19 de julho: Lembrando a Revolução Espanhola!
Em julho de 1936, os fascistas espanhois (as elites empresariais, os militares, a igreja católica) deflagraram um confronto fratricida para depor o governo republicano eleito da forma que a burguesia pregava: pelo voto. Tal governo era formado de elementos reformistas da esquerda. Foi a gota d'água para os conservadores fascistas, que se rebelaram promovendo derramamento de sangue do povo espanhol.
O sindicalismo revolucionário através da Confederação Nacional dos Trabalhadores (CNT) levantou a resistência, conclamando seus militantes para defesa da república e posteriormente dos avanços do socialismo libertário que impulsionaram ao coletivizarem fábricas, industrias e campos, tornando realidade o sonho socialista libertário de igualdade, fraternidade e liberdade.
Através de táticas guerrilheiras e práticas de milicias (forças armadas populares, autogeridas em colunas (com mais de 2.000 homens cada uma), tendo a cada centúria um representante sem caráter fixo, sem hierarquia de um exército regular) as tropas republicanas e revolucionárias conseguiram se manter apesar dos avanços dos fascistas espanhois e seus aliados italianos e alemães (Mussolini e Hitler usaram o conflito para treinar e aperfeiçoar seu armamento, que usaram depois na Guerra Mundial).

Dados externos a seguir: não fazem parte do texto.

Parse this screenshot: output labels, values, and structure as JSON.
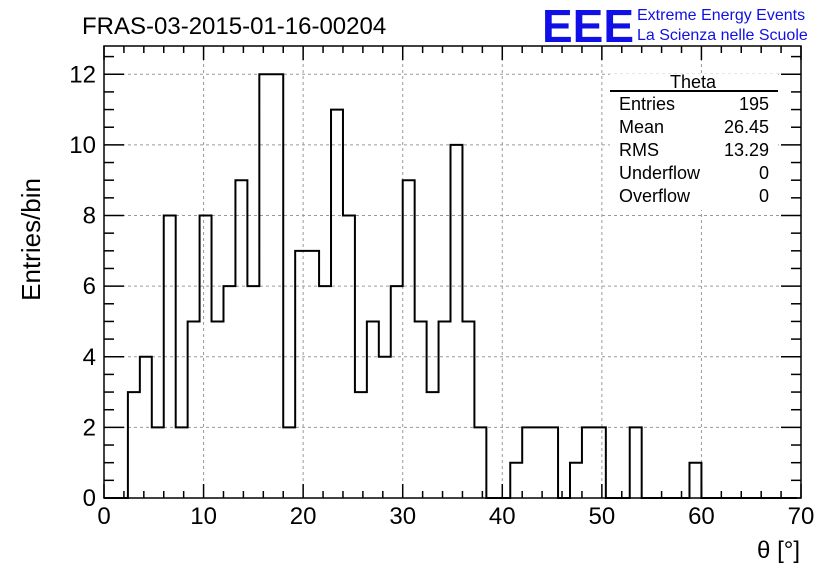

A forças antifascistas, a Republica espanhola recorreram a Liga das Nações (a ONU do período) inúmeras vezes, sem resultados, uma vez que as democracias estavam apáticas diante dos fascistas e não viam com bons olhos os avanços dos anarquistas e temiam que a Espanha se tornasse mais radical e revolucionária que a URSS, que entrara em uma totalitarismo de esquerda mantido com mão de ferro por Stálin.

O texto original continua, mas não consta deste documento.